John Jumper, a VP-level engineer at Google DeepMind and co-lead of the AlphaFold protein-folding project, has left the company to join Anthropic, according to Business Insider. Jumper spent nearly a decade at DeepMind and shared the 2024 Nobel Prize in Chemistry with DeepMind CEO Demis Hassabis for AlphaFold’s breakthrough in predicting protein structures.

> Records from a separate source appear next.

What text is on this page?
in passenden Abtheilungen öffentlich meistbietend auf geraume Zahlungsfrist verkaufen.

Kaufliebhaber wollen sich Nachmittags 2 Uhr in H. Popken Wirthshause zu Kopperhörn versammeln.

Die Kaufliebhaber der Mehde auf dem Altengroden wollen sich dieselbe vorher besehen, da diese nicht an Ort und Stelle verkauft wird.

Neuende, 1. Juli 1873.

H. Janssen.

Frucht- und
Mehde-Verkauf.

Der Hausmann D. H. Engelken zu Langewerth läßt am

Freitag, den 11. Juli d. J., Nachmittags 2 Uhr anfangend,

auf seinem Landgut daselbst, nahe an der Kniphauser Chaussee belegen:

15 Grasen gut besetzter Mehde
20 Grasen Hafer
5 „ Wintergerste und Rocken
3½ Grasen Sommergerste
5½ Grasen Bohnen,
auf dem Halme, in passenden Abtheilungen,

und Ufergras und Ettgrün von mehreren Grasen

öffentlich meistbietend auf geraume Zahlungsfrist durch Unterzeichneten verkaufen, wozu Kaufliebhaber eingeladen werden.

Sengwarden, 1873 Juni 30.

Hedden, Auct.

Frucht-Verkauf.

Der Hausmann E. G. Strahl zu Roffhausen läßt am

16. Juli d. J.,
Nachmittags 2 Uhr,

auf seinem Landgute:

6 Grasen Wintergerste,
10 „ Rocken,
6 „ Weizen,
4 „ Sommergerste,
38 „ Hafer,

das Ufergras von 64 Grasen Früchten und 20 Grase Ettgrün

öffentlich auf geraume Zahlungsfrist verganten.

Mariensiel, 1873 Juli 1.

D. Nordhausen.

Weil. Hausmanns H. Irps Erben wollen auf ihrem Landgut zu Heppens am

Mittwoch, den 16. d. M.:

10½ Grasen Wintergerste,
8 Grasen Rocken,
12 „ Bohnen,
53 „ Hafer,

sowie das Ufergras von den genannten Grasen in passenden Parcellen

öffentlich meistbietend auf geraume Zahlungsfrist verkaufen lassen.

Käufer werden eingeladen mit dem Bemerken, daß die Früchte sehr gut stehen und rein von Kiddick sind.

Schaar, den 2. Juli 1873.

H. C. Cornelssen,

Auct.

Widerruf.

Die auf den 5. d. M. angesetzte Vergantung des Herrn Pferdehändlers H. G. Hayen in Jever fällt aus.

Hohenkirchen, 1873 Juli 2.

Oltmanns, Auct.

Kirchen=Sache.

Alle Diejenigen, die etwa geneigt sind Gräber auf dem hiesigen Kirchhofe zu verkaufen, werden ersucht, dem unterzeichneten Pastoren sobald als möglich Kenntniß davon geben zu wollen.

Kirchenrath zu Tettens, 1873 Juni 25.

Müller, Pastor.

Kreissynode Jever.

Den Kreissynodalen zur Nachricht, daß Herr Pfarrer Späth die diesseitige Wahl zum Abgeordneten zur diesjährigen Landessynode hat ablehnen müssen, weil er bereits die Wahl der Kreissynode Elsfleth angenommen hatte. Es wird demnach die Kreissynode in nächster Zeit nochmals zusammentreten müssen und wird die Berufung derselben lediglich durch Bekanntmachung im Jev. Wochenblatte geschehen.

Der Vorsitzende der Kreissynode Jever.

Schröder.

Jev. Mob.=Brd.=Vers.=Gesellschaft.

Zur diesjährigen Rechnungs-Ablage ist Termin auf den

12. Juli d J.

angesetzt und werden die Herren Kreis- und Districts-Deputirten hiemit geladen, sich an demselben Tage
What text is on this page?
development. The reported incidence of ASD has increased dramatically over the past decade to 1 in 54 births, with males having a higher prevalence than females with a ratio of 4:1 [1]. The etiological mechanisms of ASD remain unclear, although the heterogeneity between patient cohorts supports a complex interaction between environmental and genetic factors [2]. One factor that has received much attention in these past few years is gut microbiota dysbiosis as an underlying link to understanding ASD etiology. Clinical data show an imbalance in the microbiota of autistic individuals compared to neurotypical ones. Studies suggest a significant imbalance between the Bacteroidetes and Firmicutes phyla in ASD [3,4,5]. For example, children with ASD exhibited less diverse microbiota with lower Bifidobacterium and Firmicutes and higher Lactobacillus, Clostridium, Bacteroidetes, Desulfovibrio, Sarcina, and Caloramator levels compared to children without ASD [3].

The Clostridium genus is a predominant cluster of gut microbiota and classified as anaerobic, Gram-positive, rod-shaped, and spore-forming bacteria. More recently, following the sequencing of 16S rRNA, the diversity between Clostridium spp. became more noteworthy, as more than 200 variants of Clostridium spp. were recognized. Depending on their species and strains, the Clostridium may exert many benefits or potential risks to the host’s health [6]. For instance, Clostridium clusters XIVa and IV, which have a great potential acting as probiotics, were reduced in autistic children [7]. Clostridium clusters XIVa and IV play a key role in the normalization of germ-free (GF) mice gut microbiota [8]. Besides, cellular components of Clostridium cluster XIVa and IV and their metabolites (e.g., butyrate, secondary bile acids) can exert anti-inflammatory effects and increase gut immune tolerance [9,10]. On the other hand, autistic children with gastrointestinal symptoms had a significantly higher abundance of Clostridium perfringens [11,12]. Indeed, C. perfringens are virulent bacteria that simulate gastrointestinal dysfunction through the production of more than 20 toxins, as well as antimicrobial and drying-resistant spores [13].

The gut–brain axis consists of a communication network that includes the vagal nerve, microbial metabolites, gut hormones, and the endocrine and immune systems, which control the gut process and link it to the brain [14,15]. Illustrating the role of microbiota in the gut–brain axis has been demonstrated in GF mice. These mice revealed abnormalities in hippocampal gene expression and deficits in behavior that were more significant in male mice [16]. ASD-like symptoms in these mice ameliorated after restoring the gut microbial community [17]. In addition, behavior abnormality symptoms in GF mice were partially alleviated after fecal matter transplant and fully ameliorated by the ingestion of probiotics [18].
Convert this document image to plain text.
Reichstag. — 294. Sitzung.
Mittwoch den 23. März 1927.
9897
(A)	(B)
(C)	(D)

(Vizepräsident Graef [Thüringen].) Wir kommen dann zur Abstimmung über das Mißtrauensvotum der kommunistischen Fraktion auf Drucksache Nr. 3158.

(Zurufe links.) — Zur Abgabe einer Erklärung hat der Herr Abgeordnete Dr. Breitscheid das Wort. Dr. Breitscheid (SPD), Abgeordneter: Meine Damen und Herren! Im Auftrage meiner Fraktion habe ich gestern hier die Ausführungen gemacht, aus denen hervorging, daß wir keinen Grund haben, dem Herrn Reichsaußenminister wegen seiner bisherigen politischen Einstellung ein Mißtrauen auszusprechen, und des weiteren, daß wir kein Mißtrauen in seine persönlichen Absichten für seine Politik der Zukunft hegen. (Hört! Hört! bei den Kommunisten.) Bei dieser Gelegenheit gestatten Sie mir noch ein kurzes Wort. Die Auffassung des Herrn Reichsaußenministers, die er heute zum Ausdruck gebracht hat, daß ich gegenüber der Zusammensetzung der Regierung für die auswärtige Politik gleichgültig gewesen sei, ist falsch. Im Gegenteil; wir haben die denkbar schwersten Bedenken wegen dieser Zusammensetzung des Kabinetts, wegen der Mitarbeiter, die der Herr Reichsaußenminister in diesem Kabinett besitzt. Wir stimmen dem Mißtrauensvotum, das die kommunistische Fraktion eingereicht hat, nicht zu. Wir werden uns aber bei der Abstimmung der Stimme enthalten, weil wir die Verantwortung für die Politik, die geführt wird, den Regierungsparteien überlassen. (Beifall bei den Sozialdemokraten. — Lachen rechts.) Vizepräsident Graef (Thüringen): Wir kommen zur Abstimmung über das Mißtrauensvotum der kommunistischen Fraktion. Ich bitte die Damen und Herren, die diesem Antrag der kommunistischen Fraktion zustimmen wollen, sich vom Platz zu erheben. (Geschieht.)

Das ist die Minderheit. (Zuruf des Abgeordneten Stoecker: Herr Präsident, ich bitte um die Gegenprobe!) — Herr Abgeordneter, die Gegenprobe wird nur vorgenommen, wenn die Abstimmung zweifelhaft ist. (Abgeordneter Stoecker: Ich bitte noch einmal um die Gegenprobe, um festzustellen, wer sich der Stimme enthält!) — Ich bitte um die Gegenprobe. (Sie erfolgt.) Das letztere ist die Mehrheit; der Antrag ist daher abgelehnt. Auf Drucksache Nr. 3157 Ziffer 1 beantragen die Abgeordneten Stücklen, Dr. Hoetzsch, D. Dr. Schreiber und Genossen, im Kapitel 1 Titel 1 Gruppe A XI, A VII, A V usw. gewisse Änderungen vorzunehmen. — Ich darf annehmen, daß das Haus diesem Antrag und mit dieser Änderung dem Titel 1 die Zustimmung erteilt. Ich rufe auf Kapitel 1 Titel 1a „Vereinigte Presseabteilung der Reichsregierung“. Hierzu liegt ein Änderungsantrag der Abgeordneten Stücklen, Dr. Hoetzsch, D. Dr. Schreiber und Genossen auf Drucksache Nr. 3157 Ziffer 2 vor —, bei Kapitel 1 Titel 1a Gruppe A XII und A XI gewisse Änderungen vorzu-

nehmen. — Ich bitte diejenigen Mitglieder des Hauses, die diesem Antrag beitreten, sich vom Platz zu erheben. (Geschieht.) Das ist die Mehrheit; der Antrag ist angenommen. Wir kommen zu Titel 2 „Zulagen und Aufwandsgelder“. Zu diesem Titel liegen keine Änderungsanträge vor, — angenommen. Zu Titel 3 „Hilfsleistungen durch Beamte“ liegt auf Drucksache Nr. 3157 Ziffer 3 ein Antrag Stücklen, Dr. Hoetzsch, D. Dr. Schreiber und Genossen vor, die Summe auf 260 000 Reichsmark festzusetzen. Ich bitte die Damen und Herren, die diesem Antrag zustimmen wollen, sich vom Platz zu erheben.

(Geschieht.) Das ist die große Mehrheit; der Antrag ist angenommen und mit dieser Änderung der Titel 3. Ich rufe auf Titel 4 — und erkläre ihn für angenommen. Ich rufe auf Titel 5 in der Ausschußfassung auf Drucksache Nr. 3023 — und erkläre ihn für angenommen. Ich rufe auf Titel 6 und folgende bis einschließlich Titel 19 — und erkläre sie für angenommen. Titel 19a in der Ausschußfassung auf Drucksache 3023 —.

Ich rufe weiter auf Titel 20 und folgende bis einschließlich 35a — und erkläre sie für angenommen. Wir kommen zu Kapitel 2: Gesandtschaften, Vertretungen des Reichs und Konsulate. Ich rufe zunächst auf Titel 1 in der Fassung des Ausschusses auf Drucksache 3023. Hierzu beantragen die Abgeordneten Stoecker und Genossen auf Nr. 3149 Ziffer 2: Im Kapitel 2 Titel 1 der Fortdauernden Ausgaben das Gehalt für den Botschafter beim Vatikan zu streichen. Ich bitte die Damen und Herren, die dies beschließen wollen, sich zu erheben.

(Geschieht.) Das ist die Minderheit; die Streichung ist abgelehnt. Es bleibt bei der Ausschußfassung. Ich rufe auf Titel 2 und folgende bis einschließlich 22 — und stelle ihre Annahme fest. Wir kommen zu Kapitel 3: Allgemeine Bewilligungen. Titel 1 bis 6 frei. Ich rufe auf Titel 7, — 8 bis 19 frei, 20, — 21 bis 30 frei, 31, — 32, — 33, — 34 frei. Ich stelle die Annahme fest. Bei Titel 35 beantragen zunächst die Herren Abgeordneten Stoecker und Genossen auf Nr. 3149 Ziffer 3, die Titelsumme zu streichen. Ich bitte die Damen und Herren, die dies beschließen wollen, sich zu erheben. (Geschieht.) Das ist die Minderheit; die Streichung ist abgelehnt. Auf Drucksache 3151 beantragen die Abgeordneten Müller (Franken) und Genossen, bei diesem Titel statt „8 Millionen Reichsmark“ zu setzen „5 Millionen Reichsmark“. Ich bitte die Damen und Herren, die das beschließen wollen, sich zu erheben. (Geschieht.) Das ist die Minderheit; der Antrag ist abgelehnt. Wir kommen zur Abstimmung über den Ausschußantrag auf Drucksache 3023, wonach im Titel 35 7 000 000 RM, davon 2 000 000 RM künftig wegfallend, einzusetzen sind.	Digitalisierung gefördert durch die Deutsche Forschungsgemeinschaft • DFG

Two Departures in Three Days

Jumper’s exit is the second high-profile departure from Google’s AI research division this week. On June 18, Noam Shazeer, VP of Engineering at Google DeepMind and co-lead of Gemini, announced he was leaving Google to join OpenAI ahead of OpenAI’s confidential IPO filing. Shazeer, a co-author of the original Transformer paper, represented Google’s infrastructure lineage. Jumper represents something different: scientific reasoning applied to biological systems.

What Jumper Built

AlphaFold 3, the latest iteration of the protein-folding model Jumper co-developed, can predict the 3D structure of proteins from amino acid sequences with accuracy that matches experimental methods. The system’s architecture combines attention mechanisms with physics-informed constraints. It is one of a small number of AI systems that has directly accelerated scientific research, with applications in drug discovery, materials science, and molecular biology.

The Talent Signal

The two departures point in different directions for Google’s competitors. OpenAI recruited an infrastructure architect. Anthropic recruited a domain scientist. That distinction matters for what each lab is building next. Jumper’s expertise in structured prediction, physical constraints, and scientific reasoning aligns with Anthropic’s stated interest in agents that can operate in complex, domain-specific environments rather than purely general-purpose conversational systems.

What Google Loses

Google DeepMind now faces a concentrated talent drain at the VP level. Losing Shazeer weakened the Gemini foundation model team. Losing Jumper weakens the scientific applications portfolio that gave DeepMind its original identity as a research lab rather than a product organization. Whether Hassabis can retain remaining senior researchers, or whether the departures signal a structural pull toward labs offering equity, mission clarity, or faster deployment cycles, will shape Google’s AI competitiveness through the rest of 2026.